いずれにせよこの問題は言語と人間に関する様々な事象が深く関与してくるため、安直なインターネットと英語脅威論に還元すべき問題ではないし、それで語りきれるほどには単純な問題でもないだろう。また、それごときでくたばるほどに「日本語」は弱くないし、「日本人」の人口も少なくないし、「日本人」の生活も脅かされてもいないのである。ただ、もし日本語に危機が訪れるとしたら、それは英語の侵攻によってではなく、人口の大幅な減少によってもたらされる可能性が強い。著作の中でも言及されているシンガポールの人口は、たかだか約484万人(2008年)と、現在の東京都の人口の3分の1程度でしかないが、それにほどではないにしても、現在の日本が人口減少を開始していることは周知の事実である。だから数十年後にはもっと切実な危機感を持って日本語保護論が叫ばれるようになると思うが、これに対してはやはり子供を産み育てることで対抗するしかないのではないだろうか。それが結局のところ簡単で確実のような気もする。個人的には相当に大変だが(苦笑)。

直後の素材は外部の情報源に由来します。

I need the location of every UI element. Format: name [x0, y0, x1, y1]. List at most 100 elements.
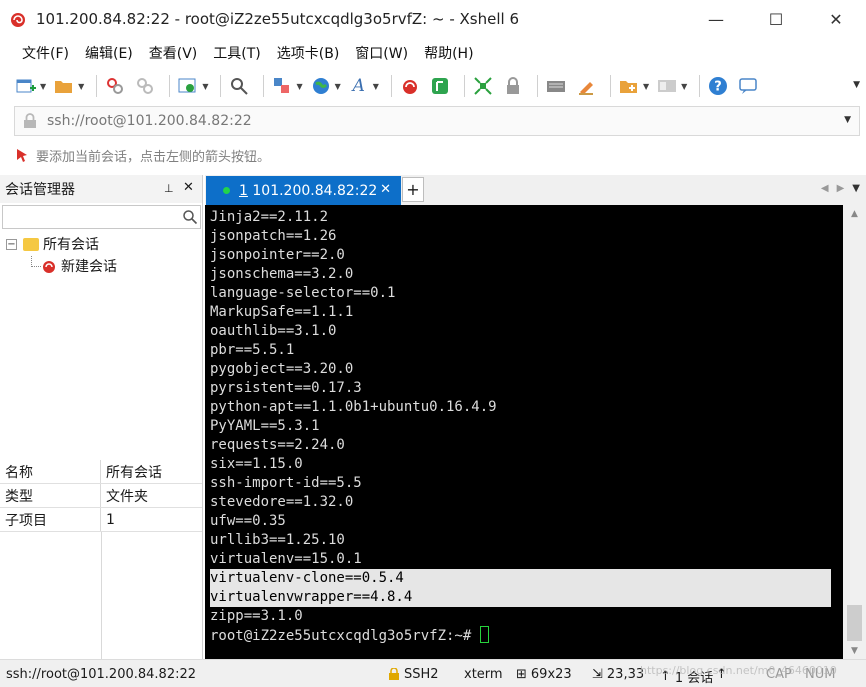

ただ、水村氏の名誉のために書き添えておくならば、ところどころに非常に強力で納得できるような見解や表現も多いことだけは言っておきたい。特に最後にちゃんとこの問題に関して自分なりの見解に基づいた方策を提案しているのは、この手の著作でそういったことを一切しない、文句を言ったり恫喝したりするだけして対論は一切示さずに後は知らんぷりの日本語の著作が多い中では、十分に褒められていいことだろう。恐らくこれ自体が日本の文壇や出版界に対する批判になっているのはあきらかで、ここら辺に作者の誠実な性格が表れている。ただ、これまでにも述べてきたようにエキセントリックな要素が多く、万人には勧めにくい本なのが明白なのが残念である。とりあえず作者の体調の改善を期待したいところである。